Gladstone will soon be the first location in Queensland to centralise higher education and vocational training facilities with work officially starting on CQUniversity's trades training centre at Gladstone Marina.
The site will be a training hub for CQU Gladstone's carpentry, fabrication, fitter and turners, electrical and instrumentation plus hair and beauty students.
CQU Gladstone Region associate vice chancellor Professor Owen Nevin said it marked a significant step following the merger of the uni and the vocational sector in 2013.
Once construction is completed at the end of the year CQU's Derby St trades students will relocate to the Gladstone Marina Campus.
"This is significant as we will be delivering all levels of vocational and higher education on the one campus... which will make our course offerings and facilities more accessible to students, industry and the community," Prof Nevin said.

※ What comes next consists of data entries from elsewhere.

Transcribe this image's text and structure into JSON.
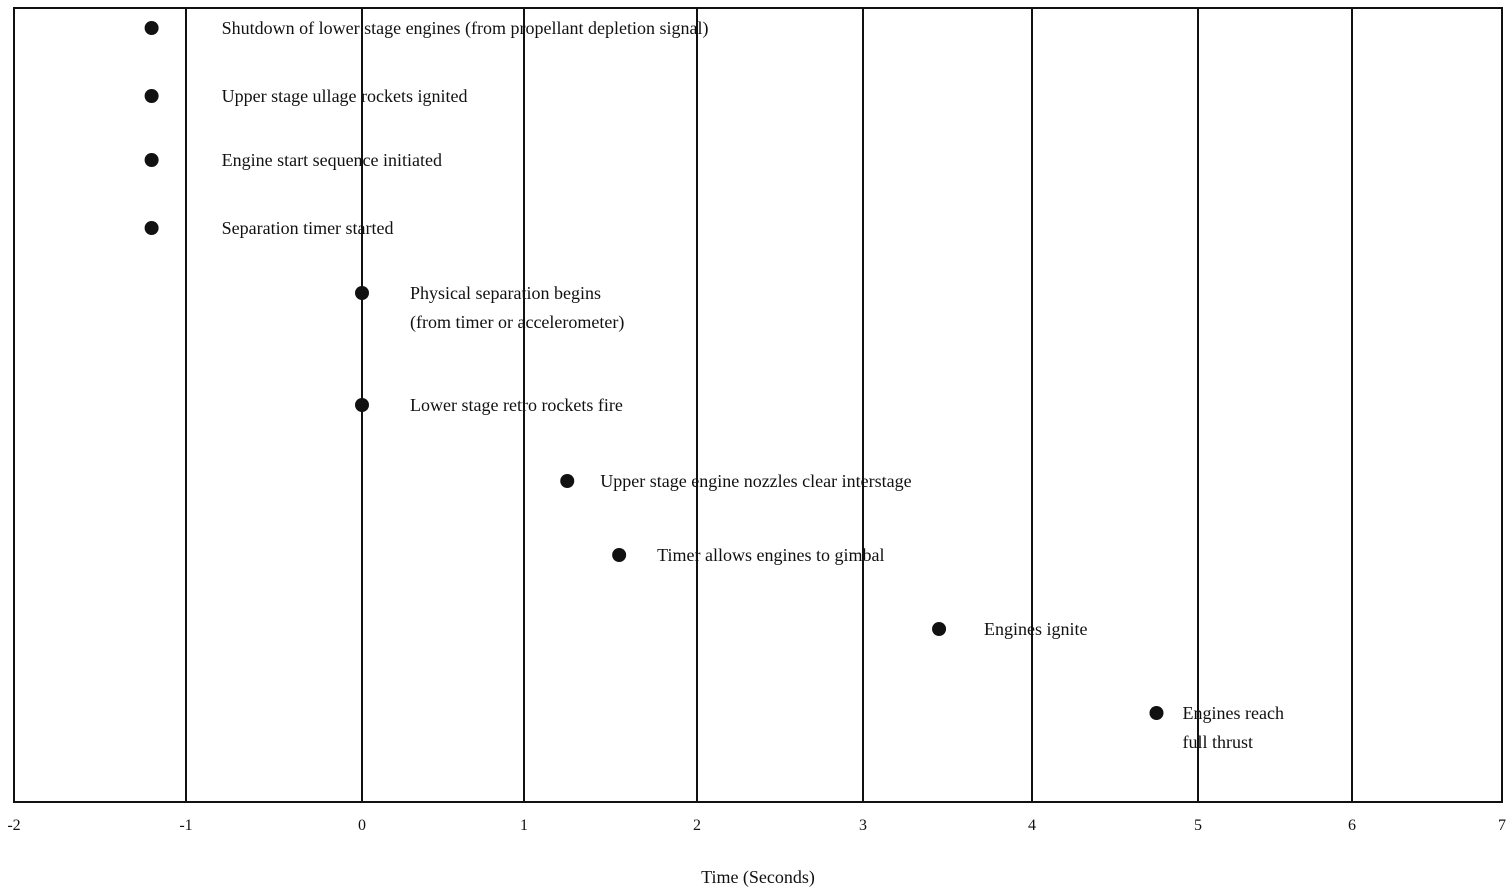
{
  "chart_data": {
    "type": "scatter",
    "title": "",
    "xlabel": "Time (Seconds)",
    "ylabel": "",
    "xlim": [
      -2,
      7
    ],
    "x_ticks": [
      "-2",
      "-1",
      "0",
      "1",
      "2",
      "3",
      "4",
      "5",
      "6",
      "7"
    ],
    "grid": "vertical lines at each second",
    "events": [
      {
        "x": -1.2,
        "label": [
          "Shutdown of lower stage engines (from propellant depletion signal)"
        ]
      },
      {
        "x": -1.2,
        "label": [
          "Upper stage ullage rockets ignited"
        ]
      },
      {
        "x": -1.2,
        "label": [
          "Engine start sequence initiated"
        ]
      },
      {
        "x": -1.2,
        "label": [
          "Separation timer started"
        ]
      },
      {
        "x": 0.0,
        "label": [
          "Physical separation begins",
          "(from timer or accelerometer)"
        ]
      },
      {
        "x": 0.0,
        "label": [
          "Lower stage retro rockets fire"
        ]
      },
      {
        "x": 1.25,
        "label": [
          "Upper stage engine nozzles clear interstage"
        ]
      },
      {
        "x": 1.55,
        "label": [
          "Timer allows engines to gimbal"
        ]
      },
      {
        "x": 3.45,
        "label": [
          "Engines ignite"
        ]
      },
      {
        "x": 4.75,
        "label": [
          "Engines reach",
          "full thrust"
        ]
      }
    ]
  }
}
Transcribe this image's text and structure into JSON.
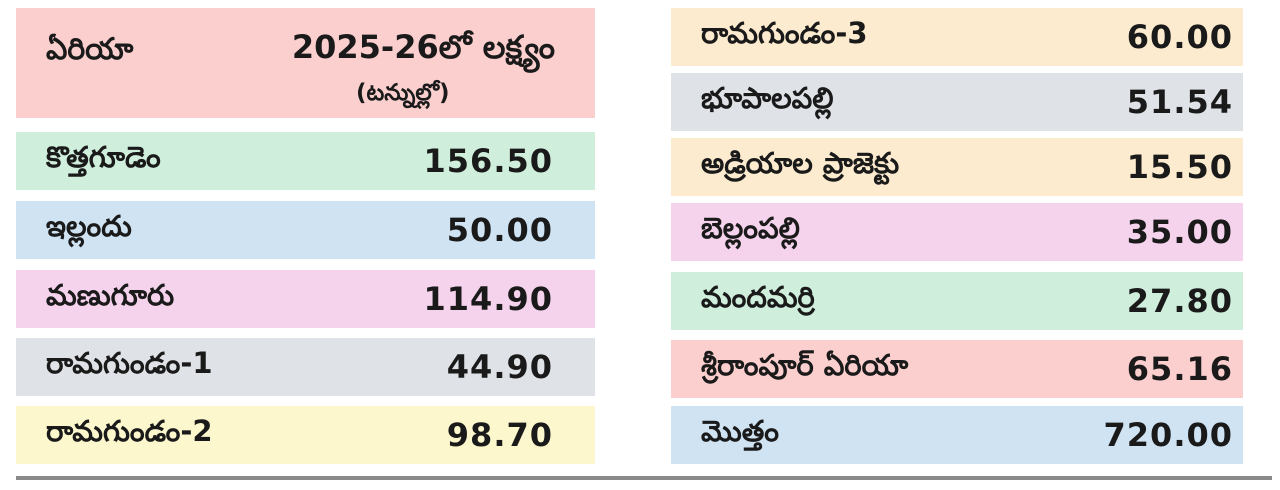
{
  "header": {
    "area_label": "ఏరియా",
    "target_label": "2025-26లో లక్ష్యం",
    "unit_label": "(టన్నుల్లో)"
  },
  "colors": {
    "pink": "#fccfcf",
    "green": "#cfeedb",
    "blue": "#cfe3f3",
    "magenta": "#f5d3ec",
    "gray": "#dfe2e6",
    "yellow": "#fcf7cc",
    "peach": "#fcebcf"
  },
  "left_rows": [
    {
      "name": "కొత్తగూడెం",
      "value": "156.50",
      "color": "#cfeedb"
    },
    {
      "name": "ఇల్లందు",
      "value": "50.00",
      "color": "#cfe3f3"
    },
    {
      "name": "మణుగూరు",
      "value": "114.90",
      "color": "#f5d3ec"
    },
    {
      "name": "రామగుండం-1",
      "value": "44.90",
      "color": "#dfe2e6"
    },
    {
      "name": "రామగుండం-2",
      "value": "98.70",
      "color": "#fcf7cc"
    }
  ],
  "right_rows": [
    {
      "name": "రామగుండం-3",
      "value": "60.00",
      "color": "#fcebcf"
    },
    {
      "name": "భూపాలపల్లి",
      "value": "51.54",
      "color": "#dfe2e6"
    },
    {
      "name": "అడ్రియాల ప్రాజెక్టు",
      "value": "15.50",
      "color": "#fcebcf"
    },
    {
      "name": "బెల్లంపల్లి",
      "value": "35.00",
      "color": "#f5d3ec"
    },
    {
      "name": "మందమర్రి",
      "value": "27.80",
      "color": "#cfeedb"
    },
    {
      "name": "శ్రీరాంపూర్ ఏరియా",
      "value": "65.16",
      "color": "#fccfcf"
    },
    {
      "name": "మొత్తం",
      "value": "720.00",
      "color": "#cfe3f3"
    }
  ]
}
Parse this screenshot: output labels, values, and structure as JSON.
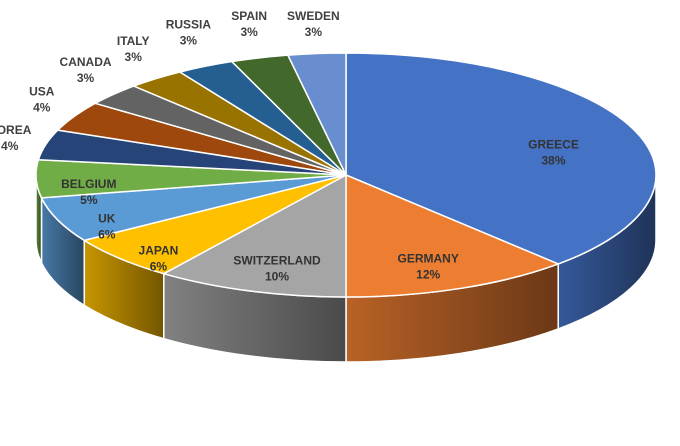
{
  "chart_data": {
    "type": "pie",
    "style": "3d",
    "title": "",
    "categories": [
      "GREECE",
      "GERMANY",
      "SWITZERLAND",
      "JAPAN",
      "UK",
      "BELGIUM",
      "KOREA",
      "USA",
      "CANADA",
      "ITALY",
      "RUSSIA",
      "SPAIN",
      "SWEDEN"
    ],
    "values": [
      38,
      12,
      10,
      6,
      6,
      5,
      4,
      4,
      3,
      3,
      3,
      3,
      3
    ],
    "value_labels": [
      "38%",
      "12%",
      "10%",
      "6%",
      "6%",
      "5%",
      "4%",
      "4%",
      "3%",
      "3%",
      "3%",
      "3%",
      "3%"
    ],
    "colors": [
      "#4472C4",
      "#ED7D31",
      "#A5A5A5",
      "#FFC000",
      "#5B9BD5",
      "#70AD47",
      "#264478",
      "#9E480E",
      "#636363",
      "#997300",
      "#255E91",
      "#43682B",
      "#698ED0"
    ],
    "legend": "none",
    "data_labels": "category-and-percent"
  }
}
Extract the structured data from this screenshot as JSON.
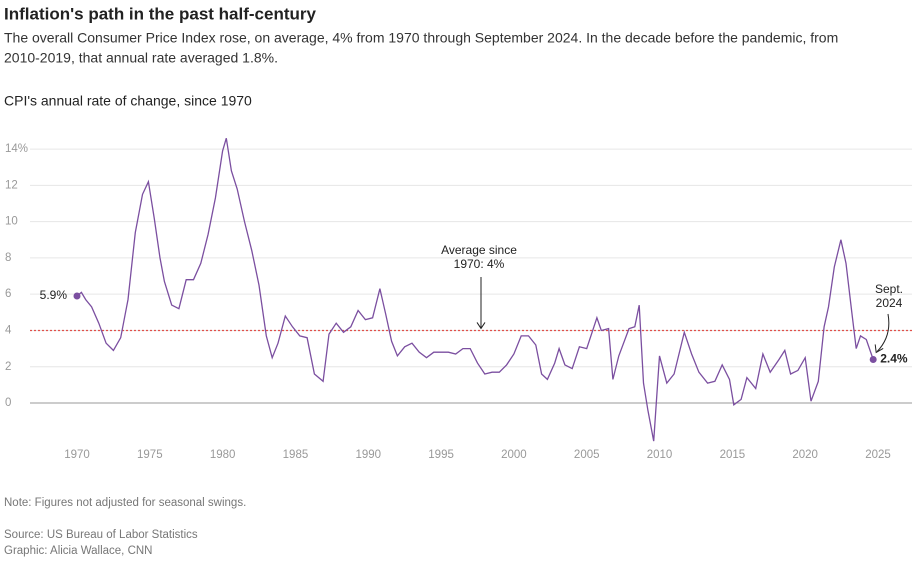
{
  "chart_data": {
    "type": "line",
    "title": "Inflation's path in the past half-century",
    "subtitle": [
      "The overall Consumer Price Index rose, on average, 4% from 1970 through September 2024. In the decade before the pandemic, from",
      "2010-2019, that annual rate averaged 1.8%."
    ],
    "chart_title": "CPI's annual rate of change, since 1970",
    "color": "#7b4fa0",
    "x": [
      1970.0,
      1970.3,
      1970.6,
      1971.0,
      1971.5,
      1972.0,
      1972.5,
      1973.0,
      1973.5,
      1974.0,
      1974.5,
      1974.9,
      1975.3,
      1975.7,
      1976.0,
      1976.5,
      1977.0,
      1977.5,
      1978.0,
      1978.5,
      1979.0,
      1979.5,
      1980.0,
      1980.25,
      1980.6,
      1981.0,
      1981.5,
      1982.0,
      1982.5,
      1983.0,
      1983.4,
      1983.8,
      1984.3,
      1984.8,
      1985.3,
      1985.8,
      1986.3,
      1986.9,
      1987.3,
      1987.8,
      1988.3,
      1988.8,
      1989.3,
      1989.8,
      1990.3,
      1990.8,
      1991.2,
      1991.6,
      1992.0,
      1992.5,
      1993.0,
      1993.5,
      1994.0,
      1994.5,
      1995.0,
      1995.5,
      1996.0,
      1996.5,
      1997.0,
      1997.5,
      1998.0,
      1998.5,
      1999.0,
      1999.5,
      2000.0,
      2000.5,
      2001.0,
      2001.5,
      2001.9,
      2002.3,
      2002.8,
      2003.1,
      2003.5,
      2004.0,
      2004.5,
      2005.0,
      2005.7,
      2006.0,
      2006.5,
      2006.8,
      2007.2,
      2007.9,
      2008.3,
      2008.6,
      2008.9,
      2009.2,
      2009.6,
      2010.0,
      2010.5,
      2011.0,
      2011.7,
      2012.2,
      2012.7,
      2013.3,
      2013.8,
      2014.3,
      2014.8,
      2015.1,
      2015.6,
      2016.0,
      2016.6,
      2017.1,
      2017.6,
      2018.2,
      2018.6,
      2019.0,
      2019.5,
      2020.0,
      2020.4,
      2020.9,
      2021.3,
      2021.6,
      2022.0,
      2022.45,
      2022.8,
      2023.2,
      2023.5,
      2023.8,
      2024.2,
      2024.67
    ],
    "values": [
      5.9,
      6.1,
      5.7,
      5.3,
      4.4,
      3.3,
      2.9,
      3.6,
      5.7,
      9.4,
      11.5,
      12.2,
      10.2,
      8.0,
      6.7,
      5.4,
      5.2,
      6.8,
      6.8,
      7.7,
      9.3,
      11.3,
      13.9,
      14.6,
      12.8,
      11.8,
      10.0,
      8.4,
      6.5,
      3.7,
      2.5,
      3.3,
      4.8,
      4.2,
      3.7,
      3.6,
      1.6,
      1.2,
      3.8,
      4.4,
      3.9,
      4.2,
      5.1,
      4.6,
      4.7,
      6.3,
      4.9,
      3.4,
      2.6,
      3.1,
      3.3,
      2.8,
      2.5,
      2.8,
      2.8,
      2.8,
      2.7,
      3.0,
      3.0,
      2.2,
      1.6,
      1.7,
      1.7,
      2.1,
      2.7,
      3.7,
      3.7,
      3.2,
      1.6,
      1.3,
      2.2,
      3.0,
      2.1,
      1.9,
      3.1,
      3.0,
      4.7,
      4.0,
      4.1,
      1.3,
      2.6,
      4.1,
      4.2,
      5.4,
      1.1,
      -0.4,
      -2.1,
      2.6,
      1.1,
      1.6,
      3.9,
      2.7,
      1.7,
      1.1,
      1.2,
      2.1,
      1.3,
      -0.1,
      0.2,
      1.4,
      0.8,
      2.7,
      1.7,
      2.4,
      2.9,
      1.6,
      1.8,
      2.5,
      0.1,
      1.2,
      4.2,
      5.3,
      7.5,
      9.0,
      7.7,
      5.0,
      3.0,
      3.7,
      3.5,
      2.4
    ],
    "value_labels": [
      "5.9%",
      null,
      null,
      null,
      null,
      null,
      null,
      null,
      null,
      null,
      null,
      null,
      null,
      null,
      null,
      null,
      null,
      null,
      null,
      null,
      null,
      null,
      null,
      null,
      null,
      null,
      null,
      null,
      null,
      null,
      null,
      null,
      null,
      null,
      null,
      null,
      null,
      null,
      null,
      null,
      null,
      null,
      null,
      null,
      null,
      null,
      null,
      null,
      null,
      null,
      null,
      null,
      null,
      null,
      null,
      null,
      null,
      null,
      null,
      null,
      null,
      null,
      null,
      null,
      null,
      null,
      null,
      null,
      null,
      null,
      null,
      null,
      null,
      null,
      null,
      null,
      null,
      null,
      null,
      null,
      null,
      null,
      null,
      null,
      null,
      null,
      null,
      null,
      null,
      null,
      null,
      null,
      null,
      null,
      null,
      null,
      null,
      null,
      null,
      null,
      null,
      null,
      null,
      null,
      null,
      null,
      null,
      null,
      null,
      null,
      null,
      null,
      null,
      null,
      null,
      null,
      null,
      null,
      null,
      "2.4%"
    ],
    "xlim": [
      1970,
      2025
    ],
    "xticks": [
      1970,
      1975,
      1980,
      1985,
      1990,
      1995,
      2000,
      2005,
      2010,
      2015,
      2020,
      2025
    ],
    "ylim": [
      -2,
      14.5
    ],
    "yticks": [
      0,
      2,
      4,
      6,
      8,
      10,
      12,
      {
        "value": 14,
        "label": "14%"
      }
    ],
    "grid": true,
    "average": {
      "value": 4,
      "label": [
        "Average since",
        "1970: 4%"
      ]
    },
    "end_annotation": [
      "Sept.",
      "2024"
    ],
    "notes": [
      "Note: Figures not adjusted for seasonal swings.",
      "Source: US Bureau of Labor Statistics",
      "Graphic: Alicia Wallace, CNN"
    ]
  }
}
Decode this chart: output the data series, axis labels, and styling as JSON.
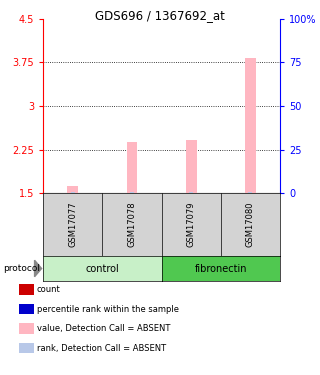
{
  "title": "GDS696 / 1367692_at",
  "samples": [
    "GSM17077",
    "GSM17078",
    "GSM17079",
    "GSM17080"
  ],
  "groups": [
    "control",
    "control",
    "fibronectin",
    "fibronectin"
  ],
  "group_names": [
    "control",
    "fibronectin"
  ],
  "bar_values_absent": [
    1.62,
    2.38,
    2.42,
    3.82
  ],
  "rank_values_absent": [
    1.515,
    1.515,
    1.515,
    1.515
  ],
  "ylim_left": [
    1.5,
    4.5
  ],
  "ylim_right": [
    0,
    100
  ],
  "yticks_left": [
    1.5,
    2.25,
    3.0,
    3.75,
    4.5
  ],
  "yticks_right": [
    0,
    25,
    50,
    75,
    100
  ],
  "ytick_labels_left": [
    "1.5",
    "2.25",
    "3",
    "3.75",
    "4.5"
  ],
  "ytick_labels_right": [
    "0",
    "25",
    "50",
    "75",
    "100%"
  ],
  "bar_color_absent": "#FFB6C1",
  "rank_color_absent": "#B8C8E8",
  "sample_box_color": "#D3D3D3",
  "control_color": "#C8F0C8",
  "fibronectin_color": "#50C850",
  "legend_items": [
    {
      "color": "#CC0000",
      "label": "count"
    },
    {
      "color": "#0000CC",
      "label": "percentile rank within the sample"
    },
    {
      "color": "#FFB6C1",
      "label": "value, Detection Call = ABSENT"
    },
    {
      "color": "#B8C8E8",
      "label": "rank, Detection Call = ABSENT"
    }
  ]
}
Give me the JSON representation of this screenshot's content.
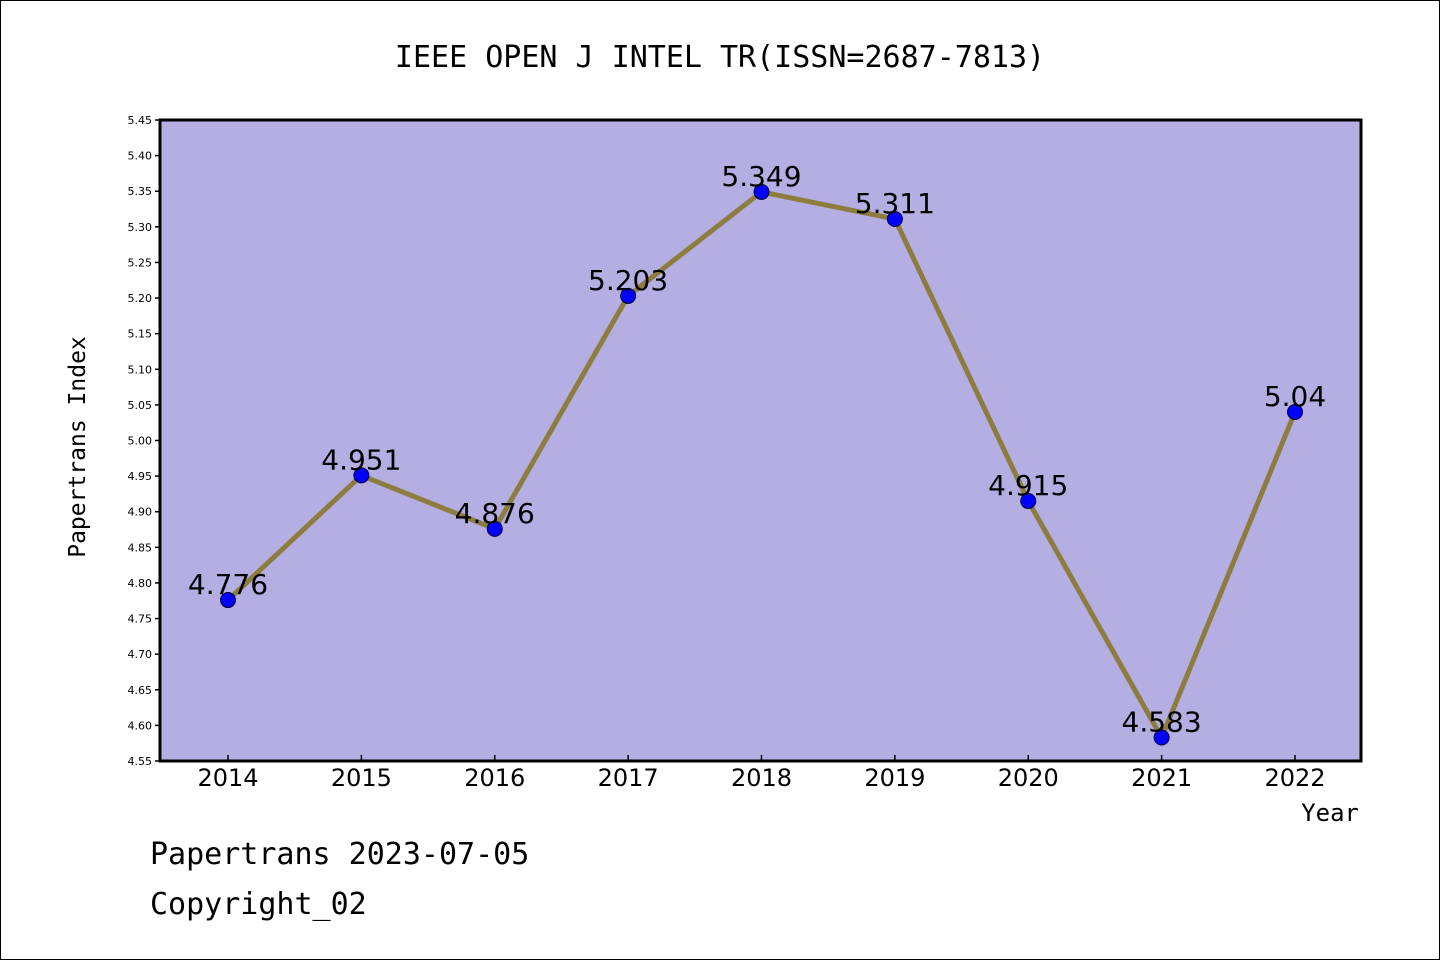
{
  "chart_data": {
    "type": "line",
    "title": "IEEE OPEN J INTEL TR(ISSN=2687-7813)",
    "xlabel": "Year",
    "ylabel": "Papertrans Index",
    "categories": [
      "2014",
      "2015",
      "2016",
      "2017",
      "2018",
      "2019",
      "2020",
      "2021",
      "2022"
    ],
    "values": [
      4.776,
      4.951,
      4.876,
      5.203,
      5.349,
      5.311,
      4.915,
      4.583,
      5.04
    ],
    "data_labels": [
      "4.776",
      "4.951",
      "4.876",
      "5.203",
      "5.349",
      "5.311",
      "4.915",
      "4.583",
      "5.04"
    ],
    "ylim": [
      4.55,
      5.45
    ],
    "yticks": [
      "4.55",
      "4.60",
      "4.65",
      "4.70",
      "4.75",
      "4.80",
      "4.85",
      "4.90",
      "4.95",
      "5.00",
      "5.05",
      "5.10",
      "5.15",
      "5.20",
      "5.25",
      "5.30",
      "5.35",
      "5.40",
      "5.45"
    ],
    "grid": false,
    "plot_background": "#b5aee2",
    "line_color": "#8c7d3f",
    "marker_color": "#0000ff"
  },
  "footer": {
    "line1": "Papertrans 2023-07-05",
    "line2": "Copyright_02"
  }
}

"This will be a great outcome... Gladstone will be the only region in Queensland where this model of delivery is offered."
The upgrade, part of a wider redevelopment of the campus, also includes two new carparks and the renovation of engineering workshops.
It's hoped the new facility will give residents an incentive to train locally rather than leave the region.
The Federal Government committed $10million towards the project.
Minister for Infrastructure, Transport and Regional Development Michael McCormack said the facility would teach skills not normally catered for on most university campuses.
"By providing a range of facilities - including four workshops, teaching rooms and a hair and beauty facility featuring a salon - students will be able to get a real feel for the professions they specialise in," Mr McCormack said.
Member for Flynn Ken O'Dowd said the project was at an exciting stage.
"I'd like to see our people trained here locally," Mr O'Dowd said.
"The jobs are local and I'd like to see people come from local areas (because) that's the way you build a liveable city."